Untersuchungen sollen erst nach den Sommerferien beginnen
„Vor dem Hintergrund der derzeit niedrigen Inzidenzen von SARS-CoV-2-Infektionen ist die Chance, im Rahmen von Monitoring-Untersuchungen infizierte Personen aufzudecken, gering. Sofern die epidemiologische Lage weiter so stabil bleibt, plant die Landesregierung, die entsprechenden Untersuchungen erst nach den Sommerferien zu beginnen, wenn sich möglicherweise das Infektionsrisiko aufgrund von Urlaubsreisen ins Ausland erhöht und die Erkältungssaison beginnt“, sagte Ministerpräsident Kretschmann.
„Eine prophylaktische flächendeckende Testung ist nicht automatisch erfolgversprechend. Das haben die flächendeckenden Tests an Alten- und Pflegeeinrichtungen gezeigt, die Baden-Württemberg vor wenigen Wochen als erstes Bundesland eingeführt hatte“, so Minister Lucha. In einer ersten Abfrage bei den Gesundheitsämtern zum Stand der Testungen habe sich gezeigt, dass bislang rund 70 000 Testungen bei Bewohnern und Personal durchgeführt worden seien (Stand 17. Juni 2020). Dabei wurden 1.096 Personen positiv auf SARS-CoV-2 getestet (1,5 Prozent der getesteten Personen). Der Großteil der positiv getesteten Personen sei in den Landkreisen zu beobachten gewesen, die bereits im April während der Hochphase der Epidemie getestet hatten. Ohne diese Landkreise ergebe sich mit 0,76 Prozent positiv getesteter Personen (476 positiv getestet von 62.111 Personen) eine vergleichsweise niedrige Positivenrate.
Ministerpräsident Kretschmann sagte: „Mit unserer erweiterten Teststrategie, die mit renommierten Wissenschaftlern der Universitäten Heidelberg, Tübingen und Freiburg erarbeitet wurde, werden wir versuchen, die Ausbreitung des Coronavirus klug und gezielt einzudämmen. Unsere Testkapazitäten reichen dafür auch bei einem zu erwartenden Anstieg der Probandenzahl aus.“
Überblick über die Corona-Teststationen in Baden-Württemberg
Die Kosten für die Teststrategie werden mit rund 60 Millionen Euro veranschlagt.
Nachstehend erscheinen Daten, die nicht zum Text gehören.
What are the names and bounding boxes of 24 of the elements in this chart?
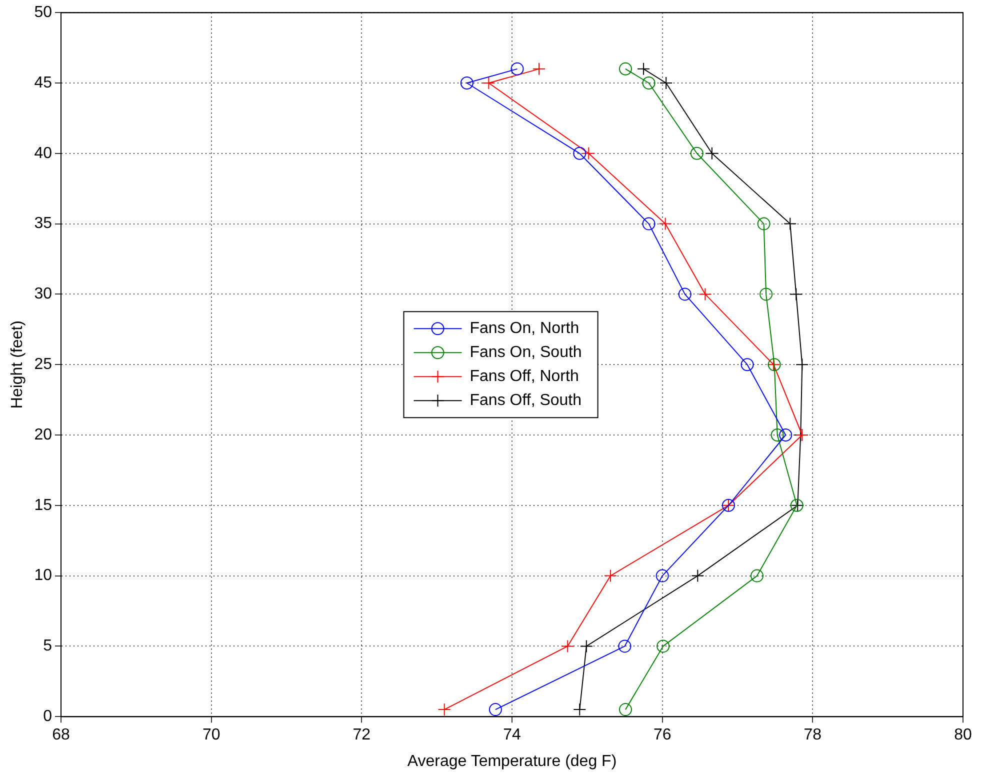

Die Laborkapazitäten belaufen sich in Baden-Württemberg derzeit auf mehr als 20.100 Tests pro Tag beziehungsweise mehr als 120.000 Testungen pro Woche. Im bundesweiten Vergleich liegt Baden-Württemberg damit nach Nordrhein-Westfalen und Bayern auf Platz drei.
Die aktuellen Testkapazitäten im Land setzen sich wie folgt zusammen: Private fachärztliche Labore (circa 15.200 Tests pro Tag), Universitätskliniken und Krankenhäuser der Maximalversorgung (circa 3200 Tests pro Tag), kommerzielle Labore ohne KV-Zulassung (1200 Tests pro Tag), Landesgesundheitsamt in Kooperation mit dem Chemischen- und Veterinäruntersuchungsamt Stuttgart (CVUA) (500 Tests pro Tag). Dazu kommen noch Kapazitäten weiterer Krankenhauslabore. Derzeit bestehen keine Kapazitätsengpässe.
Im Zuge der aktuellen SARS-CoV-2-Krisensituation besteht eine sehr dynamische Situation im Bereich der Forschung und Entwicklung. Dies betrifft beispielsweise die Entwicklung neuer Methoden zur Vereinfachung der Probengewinnung oder des Probendurchsatzes, unter anderem durch die Verwendung von Rachenspüllösung oder Speichel als Probenmaterial für die PCR-Untersuchung, die Probenahme ist deutlich einfacher durchzuführen als ein Nasen-Rachen-Abstrich und kann möglicherweise auch zuverlässig selbst durchgeführt werden.